How to make work for Equity work for you?
The start-up companies need more than investment capital in order to succeed in this disruptive environment. Investors can succeed when they involve themselves in the development of the company without restricting themselves to funding alone. One way to be more effective is to work for equity.Work for equity is better in the long term than accepting cash compensation. It is worth waiting since equity can be substantial as the company grows. The options that you receive as equity can be cashed in any time.
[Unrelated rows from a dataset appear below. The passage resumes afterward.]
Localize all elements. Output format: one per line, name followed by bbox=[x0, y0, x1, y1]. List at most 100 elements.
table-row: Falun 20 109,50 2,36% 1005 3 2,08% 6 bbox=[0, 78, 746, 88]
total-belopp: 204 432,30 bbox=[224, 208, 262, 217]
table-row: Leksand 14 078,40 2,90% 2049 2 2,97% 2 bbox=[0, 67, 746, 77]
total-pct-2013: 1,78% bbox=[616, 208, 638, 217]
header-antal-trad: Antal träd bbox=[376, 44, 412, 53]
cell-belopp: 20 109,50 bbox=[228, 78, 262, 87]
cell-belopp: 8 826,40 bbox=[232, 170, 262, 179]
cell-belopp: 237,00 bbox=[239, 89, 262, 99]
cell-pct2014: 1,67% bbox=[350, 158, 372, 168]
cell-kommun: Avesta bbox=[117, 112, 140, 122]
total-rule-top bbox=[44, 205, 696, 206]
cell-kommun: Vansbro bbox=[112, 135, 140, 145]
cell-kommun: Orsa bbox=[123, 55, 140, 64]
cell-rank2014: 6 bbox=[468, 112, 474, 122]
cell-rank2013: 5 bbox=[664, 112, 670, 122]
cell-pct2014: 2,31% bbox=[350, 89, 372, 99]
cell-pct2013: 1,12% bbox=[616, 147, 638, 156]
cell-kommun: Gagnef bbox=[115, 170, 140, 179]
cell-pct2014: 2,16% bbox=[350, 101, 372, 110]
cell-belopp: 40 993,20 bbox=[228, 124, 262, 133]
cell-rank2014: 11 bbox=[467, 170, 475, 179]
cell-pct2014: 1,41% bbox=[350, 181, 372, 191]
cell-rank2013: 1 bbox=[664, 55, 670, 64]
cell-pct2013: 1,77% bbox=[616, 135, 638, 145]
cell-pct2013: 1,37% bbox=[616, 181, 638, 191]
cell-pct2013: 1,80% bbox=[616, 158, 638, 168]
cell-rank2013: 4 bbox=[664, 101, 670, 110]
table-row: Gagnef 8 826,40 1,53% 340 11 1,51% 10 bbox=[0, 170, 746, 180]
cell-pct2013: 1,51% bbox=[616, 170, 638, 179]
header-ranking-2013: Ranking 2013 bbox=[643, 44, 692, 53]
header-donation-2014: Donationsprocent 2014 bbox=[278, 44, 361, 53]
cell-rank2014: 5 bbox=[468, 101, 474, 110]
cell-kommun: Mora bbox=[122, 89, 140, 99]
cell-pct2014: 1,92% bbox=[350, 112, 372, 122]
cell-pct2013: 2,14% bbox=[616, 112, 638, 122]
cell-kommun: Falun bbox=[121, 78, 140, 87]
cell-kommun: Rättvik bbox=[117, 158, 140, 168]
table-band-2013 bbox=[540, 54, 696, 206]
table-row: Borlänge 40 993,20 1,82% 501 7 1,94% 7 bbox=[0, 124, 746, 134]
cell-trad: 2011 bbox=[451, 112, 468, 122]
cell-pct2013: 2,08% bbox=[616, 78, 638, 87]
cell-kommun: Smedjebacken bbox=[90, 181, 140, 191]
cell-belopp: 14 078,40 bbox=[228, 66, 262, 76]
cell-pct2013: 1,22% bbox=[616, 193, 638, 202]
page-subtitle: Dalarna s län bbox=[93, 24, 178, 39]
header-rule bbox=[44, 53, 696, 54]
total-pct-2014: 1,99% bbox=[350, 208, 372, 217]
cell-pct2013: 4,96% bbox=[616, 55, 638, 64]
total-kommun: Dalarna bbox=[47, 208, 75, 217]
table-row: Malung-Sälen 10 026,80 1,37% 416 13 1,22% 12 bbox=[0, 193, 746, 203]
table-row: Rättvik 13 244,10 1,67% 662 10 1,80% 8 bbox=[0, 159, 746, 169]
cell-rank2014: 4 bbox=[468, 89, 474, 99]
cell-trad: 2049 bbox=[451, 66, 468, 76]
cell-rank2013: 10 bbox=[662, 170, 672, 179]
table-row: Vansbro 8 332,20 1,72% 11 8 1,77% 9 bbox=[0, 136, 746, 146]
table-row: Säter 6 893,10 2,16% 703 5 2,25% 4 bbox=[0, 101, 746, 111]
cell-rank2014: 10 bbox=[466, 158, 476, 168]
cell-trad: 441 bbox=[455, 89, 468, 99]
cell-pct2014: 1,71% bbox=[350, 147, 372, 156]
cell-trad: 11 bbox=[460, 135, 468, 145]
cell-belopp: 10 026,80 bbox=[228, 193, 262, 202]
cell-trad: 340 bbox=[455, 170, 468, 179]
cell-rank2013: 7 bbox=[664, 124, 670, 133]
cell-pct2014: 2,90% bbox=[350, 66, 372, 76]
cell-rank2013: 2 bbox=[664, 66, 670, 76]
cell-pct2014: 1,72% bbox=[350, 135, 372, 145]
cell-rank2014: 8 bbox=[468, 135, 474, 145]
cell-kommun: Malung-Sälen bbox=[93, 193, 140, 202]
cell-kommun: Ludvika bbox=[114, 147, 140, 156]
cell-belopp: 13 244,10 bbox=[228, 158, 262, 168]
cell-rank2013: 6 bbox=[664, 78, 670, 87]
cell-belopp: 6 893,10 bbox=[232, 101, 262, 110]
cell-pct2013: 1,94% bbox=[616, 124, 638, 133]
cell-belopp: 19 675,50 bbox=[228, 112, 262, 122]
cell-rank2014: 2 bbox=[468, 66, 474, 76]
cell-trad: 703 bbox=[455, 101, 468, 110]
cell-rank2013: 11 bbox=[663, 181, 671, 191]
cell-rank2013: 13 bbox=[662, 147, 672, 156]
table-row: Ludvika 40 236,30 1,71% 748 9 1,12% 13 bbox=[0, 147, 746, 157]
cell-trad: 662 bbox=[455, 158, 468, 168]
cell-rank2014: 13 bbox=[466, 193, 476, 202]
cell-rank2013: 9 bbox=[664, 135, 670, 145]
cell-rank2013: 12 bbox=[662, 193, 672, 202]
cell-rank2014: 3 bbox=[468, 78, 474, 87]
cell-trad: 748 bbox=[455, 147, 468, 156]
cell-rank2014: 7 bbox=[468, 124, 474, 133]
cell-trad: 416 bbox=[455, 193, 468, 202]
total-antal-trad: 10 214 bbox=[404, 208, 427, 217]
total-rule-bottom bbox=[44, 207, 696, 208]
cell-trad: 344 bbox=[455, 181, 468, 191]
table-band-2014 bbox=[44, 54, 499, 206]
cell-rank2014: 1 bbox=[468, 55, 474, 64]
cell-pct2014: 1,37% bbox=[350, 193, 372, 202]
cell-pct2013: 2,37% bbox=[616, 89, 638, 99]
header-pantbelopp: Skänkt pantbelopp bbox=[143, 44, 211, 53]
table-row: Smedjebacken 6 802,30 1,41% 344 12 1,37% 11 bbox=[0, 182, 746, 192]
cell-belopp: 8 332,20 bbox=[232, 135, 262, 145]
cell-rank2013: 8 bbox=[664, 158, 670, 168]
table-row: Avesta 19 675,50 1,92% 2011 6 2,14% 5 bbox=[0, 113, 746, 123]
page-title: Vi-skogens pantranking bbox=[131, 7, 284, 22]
However, it is advisable to assess each opportunity and see when you can exercise the option.
If you exercise too early, you may lose out on the growth and if you wait too long, you may be at risk when the company doesn’t perform well.When you have decided to work for the equity you should make sure that you go through the below work for equity checklist to ensure you don’t miss the benefits of working for equity.
1) At first, you ensure your organisation or start-up supports work for equity?
2) Make sure the organisation has transparent performance review process and equality in training, promotions and rewards.
3) You should check whether companies accounts are transparent and no manipulation in the accounts is taking place.
4) Check whether proper Audit process by reliable auditors is carried out.
5) Whether work for equity is incorporated in the business objectives and goals.
When you follow the above checklist and be aware of start-ups or organisations policies before taking up work for equity, it would be a rewarding experience.